There is a great amount of literature available indicating that membranes are inhomogeneous, complex
fluids. For instance, observation of diffusion in cell membranes demonstrated confined motion of membrane
constituents and even subdiffusion. In order to circumvent the small dimensions of cells leading to weak
statistics when investigating the diffusion properties of single membrane components, a technique based on
optical microscopy employing Langmuir monolayers as membrane model systems has been developed in our lab.
In earlier work, the motion of labeled single lipids was visualized. These measurements with long observation
times, thus far only possible with this method, were combined with respective Monte-Carlo simulations. We
could conclude that noise can lead in general to the assumption of subdiffusion while interpreting the results of
single-particle-tracking (SPT) experiments within membranes in general. Since the packing density of lipids within
monolayers at the air/water interface can be changed easily, inhomogeneity with regard to the phase state can be
achieved by isothermal compression to coexistence regions. Surface charged polystyrene latexes were used as
model proteins diffusing in inhomogeneous monolayers as biomembrane mimics. Epifluorescence microscopy
coupled to SPT revealed that domain associated, dimensionally reduced diffusion can occur in these kinds of
model systems. This was caused by an attractive potential generated by condensed domains within monolayers.

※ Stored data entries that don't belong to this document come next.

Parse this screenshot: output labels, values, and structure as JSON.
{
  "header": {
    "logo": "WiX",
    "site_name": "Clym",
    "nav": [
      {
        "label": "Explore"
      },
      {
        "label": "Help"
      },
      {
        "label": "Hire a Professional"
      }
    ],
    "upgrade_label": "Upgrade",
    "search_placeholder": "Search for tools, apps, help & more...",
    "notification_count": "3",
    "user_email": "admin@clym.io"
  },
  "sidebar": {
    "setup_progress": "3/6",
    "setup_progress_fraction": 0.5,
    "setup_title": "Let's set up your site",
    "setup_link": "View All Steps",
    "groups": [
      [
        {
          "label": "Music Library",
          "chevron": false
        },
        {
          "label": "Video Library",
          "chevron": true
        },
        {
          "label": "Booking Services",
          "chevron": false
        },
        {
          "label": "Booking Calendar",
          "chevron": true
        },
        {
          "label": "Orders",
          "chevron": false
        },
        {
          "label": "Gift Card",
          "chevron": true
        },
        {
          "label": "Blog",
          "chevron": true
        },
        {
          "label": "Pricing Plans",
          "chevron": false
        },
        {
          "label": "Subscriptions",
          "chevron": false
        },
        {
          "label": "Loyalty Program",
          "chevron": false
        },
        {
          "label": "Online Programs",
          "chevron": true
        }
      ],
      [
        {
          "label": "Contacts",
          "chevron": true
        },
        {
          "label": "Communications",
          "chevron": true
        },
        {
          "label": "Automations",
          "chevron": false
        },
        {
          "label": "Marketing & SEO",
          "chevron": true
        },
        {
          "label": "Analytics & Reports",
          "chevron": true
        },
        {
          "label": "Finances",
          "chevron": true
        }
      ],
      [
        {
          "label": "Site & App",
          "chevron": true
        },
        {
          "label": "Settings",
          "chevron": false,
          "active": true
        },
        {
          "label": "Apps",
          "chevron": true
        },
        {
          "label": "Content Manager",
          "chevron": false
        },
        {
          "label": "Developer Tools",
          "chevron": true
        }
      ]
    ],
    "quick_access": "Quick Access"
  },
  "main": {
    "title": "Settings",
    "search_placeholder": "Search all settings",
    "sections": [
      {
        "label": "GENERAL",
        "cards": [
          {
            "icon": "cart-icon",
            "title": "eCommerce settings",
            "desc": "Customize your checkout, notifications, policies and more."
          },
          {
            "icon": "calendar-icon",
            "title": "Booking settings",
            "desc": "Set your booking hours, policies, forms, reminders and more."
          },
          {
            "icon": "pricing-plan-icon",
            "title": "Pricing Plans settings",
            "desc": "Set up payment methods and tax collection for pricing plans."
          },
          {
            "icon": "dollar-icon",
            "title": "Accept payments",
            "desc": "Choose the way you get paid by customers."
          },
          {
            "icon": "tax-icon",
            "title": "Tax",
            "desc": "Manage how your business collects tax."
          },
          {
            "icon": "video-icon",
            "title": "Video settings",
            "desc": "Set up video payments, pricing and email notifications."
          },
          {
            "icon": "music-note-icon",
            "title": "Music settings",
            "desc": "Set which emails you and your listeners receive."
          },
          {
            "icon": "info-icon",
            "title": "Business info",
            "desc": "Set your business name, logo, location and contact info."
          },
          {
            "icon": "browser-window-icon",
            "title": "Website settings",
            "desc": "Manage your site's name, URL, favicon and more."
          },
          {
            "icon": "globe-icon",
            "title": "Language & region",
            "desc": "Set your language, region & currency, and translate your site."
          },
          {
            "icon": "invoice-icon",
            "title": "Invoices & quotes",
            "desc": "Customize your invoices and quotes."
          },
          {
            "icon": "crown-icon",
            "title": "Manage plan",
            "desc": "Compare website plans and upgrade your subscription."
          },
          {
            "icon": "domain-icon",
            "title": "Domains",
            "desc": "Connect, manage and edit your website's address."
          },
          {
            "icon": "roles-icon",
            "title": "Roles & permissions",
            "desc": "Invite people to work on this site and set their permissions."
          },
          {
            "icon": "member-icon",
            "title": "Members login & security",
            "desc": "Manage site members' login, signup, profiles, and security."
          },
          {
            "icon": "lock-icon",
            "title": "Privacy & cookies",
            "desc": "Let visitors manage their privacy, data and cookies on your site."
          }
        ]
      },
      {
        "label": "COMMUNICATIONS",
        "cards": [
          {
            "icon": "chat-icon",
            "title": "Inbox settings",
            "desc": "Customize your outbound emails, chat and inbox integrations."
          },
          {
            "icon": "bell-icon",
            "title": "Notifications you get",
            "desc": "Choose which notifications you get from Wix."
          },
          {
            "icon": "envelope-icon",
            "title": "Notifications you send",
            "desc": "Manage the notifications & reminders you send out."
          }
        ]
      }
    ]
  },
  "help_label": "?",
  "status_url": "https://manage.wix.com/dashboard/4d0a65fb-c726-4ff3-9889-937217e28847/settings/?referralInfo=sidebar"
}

Monte-Carlo simulations supported this view point. Moreover, long-time simulations show that diffusion
coefficients of respective particles were dependent on the strength of the attractive potential present: a behavior
reflecting altered dimensionality of diffusion. The widths of those potentials were also found to be affected by
the domain size of the more ordered lipid phase. In biological membrane systems, cells could utilize these
physical mechanisms to adjust diffusion properties of membrane components.